Thirty years have passed since Walter Houston Clark (1969) called for continuing research in LSD and other drugs. Neil Chayet (1967) believes that behaving like 15th century Italy did over Gallileo’s discoveries only sets back the path of science rather than further it. While compared with its use in the 1960s, use of LSD appears to have dropped, a recent report by CNN claimed that 4.4% of American 8th graders had tried it and 25% of people from eighteen to twenty-six have experimented with hallucinogens (Leicht 1996). As John Lennon said in 1980, "You don’t hear about it anymore, but people are still visiting the cosmos. We must always remember to thank the CIA and the army for LSD" (Lee & Shlain 289). Usually available in a blotter form (drug soaked bits of paper) it is now used in smaller doses and joins other drugs such as ecstacy among the dance scene. It is no longer seen as a drug of social or political defiance, yet it remains a Schedule I drug (291).
Absinthe is also reporting a 'come-back' in fin-de-siecle San Francisco where one online writer Stuart Mangrum (1999) reports it is the drink of the fashionable hipster. Websites have sprung up, maintained by eager amateurs, historians and companies who legally sell absinthe. Yet a cautionary tale exists; while tobacco continues its slow descent into social purgatory, drinks like absinthe (with its original wormwood content and thujone) are now marketed in Britain. Never banned in that country the late 90s have seen the reintroduction of a drink containing a neurotoxin. Reflecting on the 1922 letter to the British Medical Journal questioning the acceptance of harmful substances like alcohol it appears little has changed as we approach a new century. The call for harsher penalties and greater drug control remain a political issue with little if anything being learnt from historical instances of drug use and abuse. Demonisation is about political expedience not about public health. As William F. Buckley notes: " …the cost of the drugs war is many times more painful …" (Kuhn, Swartzwelder, Wilson 1998:265).
While human kind’s need to achieve altered states might be innate we have to ask at what cost? Greater control seems to create a greater need. While reviewing online contemporary information on absinthe and LSD it appeared that what truly needed to be satisfied was a desire for knowledge. Of course knowledge will not save every individual set on a course of self awareness or self destruction.
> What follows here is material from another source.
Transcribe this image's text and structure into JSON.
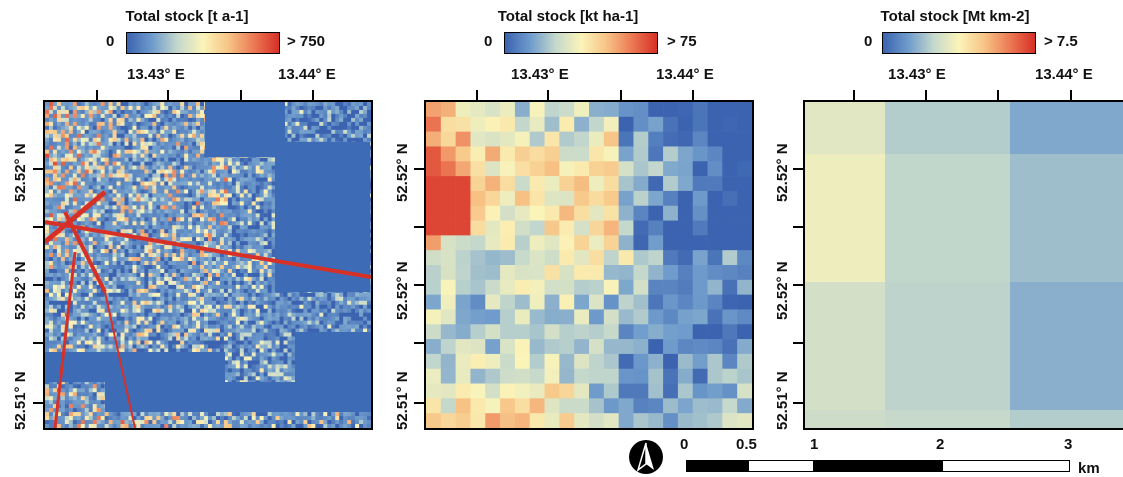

While we can argue that it is better to experiment with all the facts than as some poor individual who in his absinthe quest over dosed on oil of wormwood, there is a necessity for regulation (Taggart 1998). Peace and love did not exist for everyone in the 60s and misuse was not the sole realm of the user as we have seen. The fault lies in creating this regulation through moral panic and turning young experimenters into felons (Chayet 1967).
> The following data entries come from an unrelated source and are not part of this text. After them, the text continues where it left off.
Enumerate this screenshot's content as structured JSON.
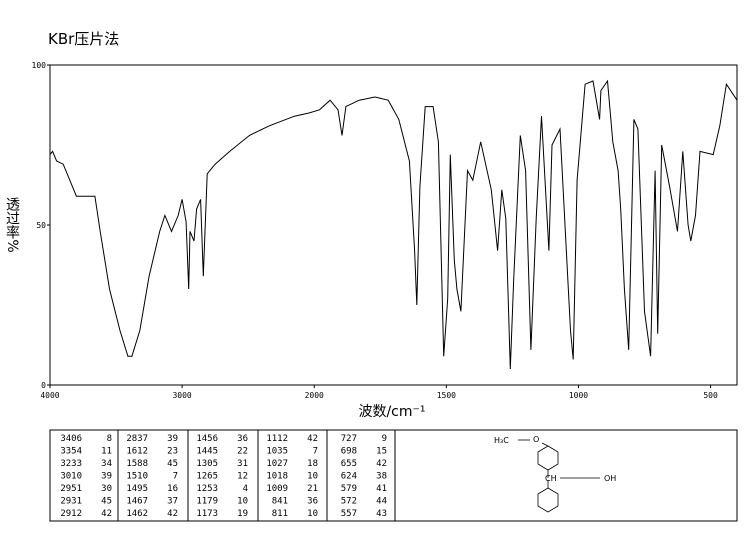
{
  "chart_data": {
    "type": "line",
    "title": "KBr压片法",
    "x_label": "波数/cm⁻¹",
    "y_label": "透过率%",
    "color": "#000000",
    "xlim": [
      4000,
      400
    ],
    "x_break": 2000,
    "xticks": [
      4000,
      3000,
      2000,
      1500,
      1000,
      500
    ],
    "ylim": [
      0,
      100
    ],
    "yticks": [
      0,
      50,
      100
    ],
    "x": [
      4000,
      3980,
      3950,
      3900,
      3850,
      3800,
      3660,
      3620,
      3550,
      3470,
      3410,
      3380,
      3320,
      3250,
      3170,
      3130,
      3080,
      3030,
      3000,
      2970,
      2950,
      2940,
      2910,
      2890,
      2860,
      2840,
      2810,
      2750,
      2640,
      2490,
      2340,
      2150,
      2040,
      1980,
      1940,
      1910,
      1895,
      1880,
      1830,
      1770,
      1720,
      1680,
      1640,
      1620,
      1612,
      1600,
      1580,
      1550,
      1530,
      1510,
      1495,
      1485,
      1470,
      1460,
      1445,
      1420,
      1400,
      1370,
      1330,
      1306,
      1290,
      1275,
      1258,
      1245,
      1220,
      1200,
      1180,
      1160,
      1140,
      1112,
      1100,
      1070,
      1030,
      1020,
      1005,
      975,
      945,
      920,
      915,
      890,
      870,
      850,
      840,
      826,
      810,
      790,
      775,
      750,
      727,
      710,
      700,
      685,
      655,
      625,
      605,
      585,
      575,
      557,
      540,
      490,
      465,
      440,
      400
    ],
    "values": [
      72,
      73,
      70,
      69,
      64,
      59,
      59,
      48,
      30,
      17,
      9,
      9,
      17,
      34,
      48,
      53,
      48,
      53,
      58,
      51,
      30,
      48,
      45,
      55,
      58,
      34,
      66,
      69,
      73,
      78,
      81,
      84,
      85,
      86,
      89,
      86,
      78,
      87,
      89,
      90,
      89,
      83,
      70,
      42,
      25,
      62,
      87,
      87,
      76,
      9,
      27,
      72,
      39,
      30,
      23,
      67,
      64,
      76,
      61,
      42,
      61,
      52,
      5,
      33,
      78,
      67,
      11,
      52,
      84,
      42,
      75,
      80,
      17,
      8,
      64,
      94,
      95,
      83,
      92,
      95,
      76,
      67,
      55,
      30,
      11,
      83,
      80,
      23,
      9,
      67,
      16,
      75,
      62,
      48,
      73,
      50,
      45,
      53,
      73,
      72,
      81,
      94,
      89
    ]
  },
  "peak_table": [
    [
      3406,
      8,
      2837,
      39,
      1456,
      36,
      1112,
      42,
      727,
      9
    ],
    [
      3354,
      11,
      1612,
      23,
      1445,
      22,
      1035,
      7,
      698,
      15
    ],
    [
      3233,
      34,
      1588,
      45,
      1305,
      31,
      1027,
      18,
      655,
      42
    ],
    [
      3010,
      39,
      1510,
      7,
      1265,
      12,
      1018,
      10,
      624,
      38
    ],
    [
      2951,
      30,
      1495,
      16,
      1253,
      4,
      1009,
      21,
      579,
      41
    ],
    [
      2931,
      45,
      1467,
      37,
      1179,
      10,
      841,
      36,
      572,
      44
    ],
    [
      2912,
      42,
      1462,
      42,
      1173,
      19,
      811,
      10,
      557,
      43
    ]
  ],
  "structure": {
    "methyl": "H₃C",
    "oxygen": "O",
    "methine": "CH",
    "hydroxyl": "OH"
  }
}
Education can provide educated decisions on whether or not to use a particular drug but we also need to examine what is it within human psychology and biology that calls for escape. What are our deeper cravings? (Lewin 1998:10-18). The great 19th century poet Charles Baudelaire understood the self-destruction drugs could bring. He realised too late himself that drugs and alcohol debased reality:
It is typical of modern man that he should accept this illusion, this stage-set paradise, as an adequate substitute for the real thing. Rather than devote himself to the long and difficult process of developing his spirituality, he wants instant results: to gain paradise at a stroke (Conrad 16).